Tomorrow’s successful banks will be those that “embrace safety, security, and trust while delivering a client experience that is timely, easy, and exceeds expectations,” he says. “We must earn our relevance every day by caring for our client’s financial well-being in a way that also rewards shareholders.”
And, he adds: “we’ve found the right partner with Union to care for the well-being of our clients, employees, and investors.” Clients will get even better service and support, with expanded capability and technology investment, while employees and investors will enjoy the economic rewards of being affiliated with a high-performance company.
The next chapter
The merger is also a milestone for the bank’s founder. Clarke has relinquished his Access CEO position and joined Union’s board of directors. He will help integrate the two institutions.

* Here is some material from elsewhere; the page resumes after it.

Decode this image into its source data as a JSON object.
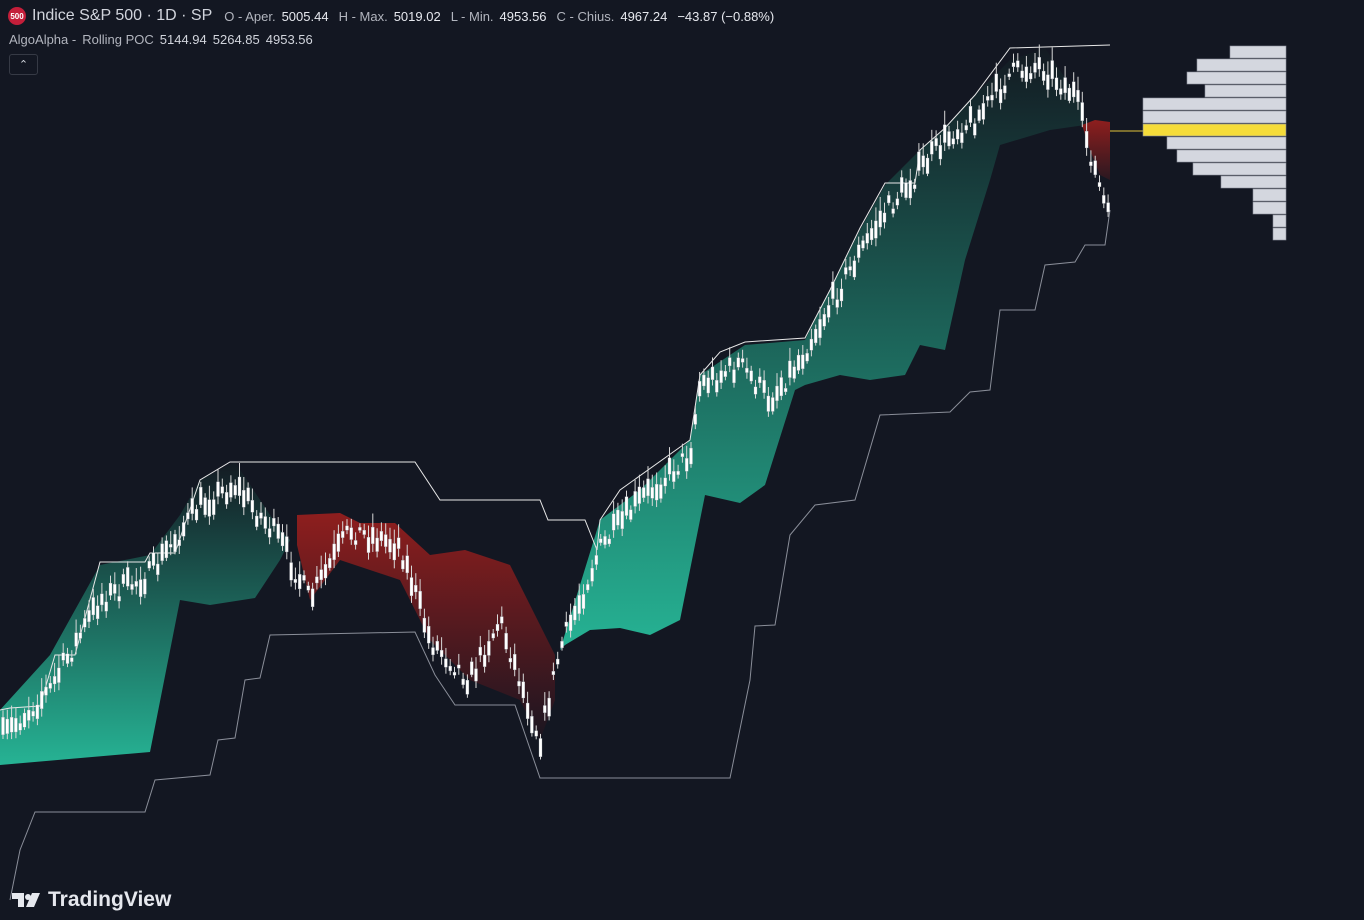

“I am excited about being invested in and helping to steward the bank during the next chapter of growth and success,” he says. “I like the idea of applying my ‘know-how’ and capital to selectively help other businesses succeed.”
He looks forward to visiting campus more often. Long an active alumnus and a generous donor, Clarke serves on the Pamplin Advisory Council as a member of the cabinet and on the finance department advisory board, which he currently chairs. He is a founding member of the advisory board of the student investing group BASIS and a member of President Sands’ National Capital Region Leadership Council.
Clarke began getting more involved at Virginia Tech 14 years ago while looking for talent for his growing business. He has been helping Morgan and the department revive interest in banking study and careers by speaking to students and guiding course development to make it more relevant to industry needs and boost new graduates’ career opportunities.
“I have a great deal of gratitude to Virginia Tech for the foundational skills of my career. It enabled my economic mobility,” says Clarke, who was a first-generation college student. “I find it energizing to lend my skills and experience to help shape the programs that prepare our students to chart their own path for success. We have to invest in our collective future.”